The Cabo Verdean approach to life, or morabeza, is much more relaxed and prioritizes relationships — whether they be between humans, animals, or the environment – that are often forgotten or neglected. This approach is, as we quickly came to realize, far healthier (although initially for many of us, perhaps, far more stressful) than the isolated, contained, and controlled environments that we slowly let go of.
Perhaps the best lesson we received on this subject was during an overnight trip to Fogo, a volcanic island whose most recent eruption in 2014/2015 destroyed three villages and forced the evacuation of thousands. At night, we escaped from the heat emanating from the floors of our hut, which were built on the hardened volcanic lava and too hot to stand on in bare feet, to its rooftop.
Lying under the stars on top of the funco, a traditional house constructed from volcanic rock, with Pico do Fogo looming darkly in the background, our discussions gradually transitioned with the coming of dawn from volcanology to human resilience when faced with the uncertainty of life, exemplified so well by the people of Fogo. What sleep we lost that night was more than compensated by the simple experience of sharing our thoughts and discovering common ground in what we thought were very different life stories.

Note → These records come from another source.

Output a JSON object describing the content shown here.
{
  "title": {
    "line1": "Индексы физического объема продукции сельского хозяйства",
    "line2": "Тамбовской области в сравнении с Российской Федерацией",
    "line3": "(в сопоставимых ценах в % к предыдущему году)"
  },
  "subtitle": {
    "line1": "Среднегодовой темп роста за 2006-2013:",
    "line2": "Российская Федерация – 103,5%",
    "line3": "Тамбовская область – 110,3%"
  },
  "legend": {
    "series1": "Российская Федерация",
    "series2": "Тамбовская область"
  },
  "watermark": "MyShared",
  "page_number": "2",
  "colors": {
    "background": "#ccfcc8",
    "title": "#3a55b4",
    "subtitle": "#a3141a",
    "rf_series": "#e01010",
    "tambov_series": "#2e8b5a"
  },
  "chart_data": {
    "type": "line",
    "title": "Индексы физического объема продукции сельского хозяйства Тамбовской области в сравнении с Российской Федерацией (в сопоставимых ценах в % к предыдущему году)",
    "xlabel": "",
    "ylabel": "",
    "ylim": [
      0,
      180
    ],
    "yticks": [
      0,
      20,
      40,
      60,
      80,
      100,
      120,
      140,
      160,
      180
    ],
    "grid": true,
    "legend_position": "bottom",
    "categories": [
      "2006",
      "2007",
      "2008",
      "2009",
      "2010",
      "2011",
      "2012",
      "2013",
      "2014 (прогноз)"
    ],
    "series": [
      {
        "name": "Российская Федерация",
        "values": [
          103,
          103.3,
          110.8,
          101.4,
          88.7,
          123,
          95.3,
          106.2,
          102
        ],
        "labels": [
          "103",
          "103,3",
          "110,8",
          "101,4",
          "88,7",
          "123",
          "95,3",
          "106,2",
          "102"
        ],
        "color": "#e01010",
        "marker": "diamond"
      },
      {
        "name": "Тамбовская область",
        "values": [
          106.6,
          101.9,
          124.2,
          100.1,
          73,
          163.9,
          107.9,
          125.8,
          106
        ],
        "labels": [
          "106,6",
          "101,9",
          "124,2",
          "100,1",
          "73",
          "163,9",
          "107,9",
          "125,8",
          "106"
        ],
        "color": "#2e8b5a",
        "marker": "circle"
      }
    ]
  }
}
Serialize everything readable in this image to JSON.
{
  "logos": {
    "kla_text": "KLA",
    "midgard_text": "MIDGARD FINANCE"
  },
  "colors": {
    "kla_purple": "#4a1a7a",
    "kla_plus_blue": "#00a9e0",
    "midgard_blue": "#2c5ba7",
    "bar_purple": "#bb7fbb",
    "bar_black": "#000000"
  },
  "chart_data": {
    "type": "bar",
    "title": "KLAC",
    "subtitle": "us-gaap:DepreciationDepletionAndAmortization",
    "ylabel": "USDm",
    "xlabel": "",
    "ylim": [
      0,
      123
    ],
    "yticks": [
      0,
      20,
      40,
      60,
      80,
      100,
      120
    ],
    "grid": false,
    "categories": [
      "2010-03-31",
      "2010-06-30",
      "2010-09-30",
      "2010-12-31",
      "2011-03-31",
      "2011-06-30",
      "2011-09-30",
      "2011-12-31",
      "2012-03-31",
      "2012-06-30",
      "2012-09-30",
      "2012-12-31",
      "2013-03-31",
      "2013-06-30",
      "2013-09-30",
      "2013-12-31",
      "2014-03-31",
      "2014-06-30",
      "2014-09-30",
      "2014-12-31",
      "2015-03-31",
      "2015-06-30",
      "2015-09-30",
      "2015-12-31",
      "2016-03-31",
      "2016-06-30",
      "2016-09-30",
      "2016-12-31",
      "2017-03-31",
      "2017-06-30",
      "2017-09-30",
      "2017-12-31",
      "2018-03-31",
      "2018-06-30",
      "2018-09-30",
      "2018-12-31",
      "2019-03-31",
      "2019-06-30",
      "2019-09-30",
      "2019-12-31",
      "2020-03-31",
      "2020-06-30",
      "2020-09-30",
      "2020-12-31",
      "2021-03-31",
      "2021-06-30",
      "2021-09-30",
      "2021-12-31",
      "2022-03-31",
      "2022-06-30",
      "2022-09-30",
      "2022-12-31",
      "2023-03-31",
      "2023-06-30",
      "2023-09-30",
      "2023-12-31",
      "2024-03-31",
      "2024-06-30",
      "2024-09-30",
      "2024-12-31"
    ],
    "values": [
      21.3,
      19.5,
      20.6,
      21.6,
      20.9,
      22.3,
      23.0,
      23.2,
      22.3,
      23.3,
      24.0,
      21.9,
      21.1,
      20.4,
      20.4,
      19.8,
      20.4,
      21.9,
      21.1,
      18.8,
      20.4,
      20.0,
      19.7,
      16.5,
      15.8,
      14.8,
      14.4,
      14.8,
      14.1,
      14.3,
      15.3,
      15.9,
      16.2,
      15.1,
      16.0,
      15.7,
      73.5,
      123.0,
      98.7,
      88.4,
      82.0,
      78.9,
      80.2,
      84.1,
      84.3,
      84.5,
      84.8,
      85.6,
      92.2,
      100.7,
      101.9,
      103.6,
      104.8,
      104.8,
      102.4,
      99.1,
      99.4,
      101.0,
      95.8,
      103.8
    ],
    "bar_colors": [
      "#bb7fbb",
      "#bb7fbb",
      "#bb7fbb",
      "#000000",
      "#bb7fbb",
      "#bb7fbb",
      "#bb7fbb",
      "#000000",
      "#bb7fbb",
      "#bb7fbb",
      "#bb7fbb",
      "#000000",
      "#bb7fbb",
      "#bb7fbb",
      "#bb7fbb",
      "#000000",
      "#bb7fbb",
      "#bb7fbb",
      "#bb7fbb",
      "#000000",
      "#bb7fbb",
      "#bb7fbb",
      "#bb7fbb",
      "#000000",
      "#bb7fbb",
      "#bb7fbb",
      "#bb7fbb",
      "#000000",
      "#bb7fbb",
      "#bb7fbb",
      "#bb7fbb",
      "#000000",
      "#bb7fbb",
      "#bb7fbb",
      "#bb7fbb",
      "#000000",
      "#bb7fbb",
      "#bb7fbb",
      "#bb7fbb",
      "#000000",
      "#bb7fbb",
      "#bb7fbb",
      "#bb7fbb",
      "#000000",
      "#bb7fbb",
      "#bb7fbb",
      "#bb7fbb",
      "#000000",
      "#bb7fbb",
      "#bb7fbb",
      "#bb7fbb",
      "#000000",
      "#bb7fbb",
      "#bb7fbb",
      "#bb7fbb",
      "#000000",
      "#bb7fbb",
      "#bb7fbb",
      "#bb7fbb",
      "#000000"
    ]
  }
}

One hundred and twenty years ago, Joshua Slocum decided to enrich his everyday life by thoroughly altering its pattern and embarking on a quest to circumnavigate the globe. It took him more than three years to finally complete the journey, which, incidentally, was the world’s first successful solo sailing expedition around the world. Overseas travel has come a long way since Slocum’s time: it is becoming increasingly rarer to find someone who hasn’t crossed an ocean or two in their lives for work, school, and/or vacation.
While technology has made it easier to build international networks and experience new cultures, it has also made human interaction optional. Even on a journey that necessitated an immense amount of solo travel, Slocum still managed to make more friends than most international travelers today, who, with a mobile device and a host of apps as travel companions and guides, rarely allow themselves the time or opportunity to simply spend time with strangers.
There is always a schedule or a timeline to meet – whether it is back-to-back business meetings, academic seminars, or jam-packed family holiday agendas, and there never seems to be enough time or money to do it all. Given these demands, how can one justify the time and expense of unstructured, unscheduled time in a foreign country with complete strangers?
I can’t give you quantitative data or even irrefutable arguments. I can only share with you the words of my Cabo Verdean “twin” Manu, which I think best capture this feeling: “To know that on the other side of the ocean, there is someone who understands you, who identifies much with what you think or do, is simply spectacular.”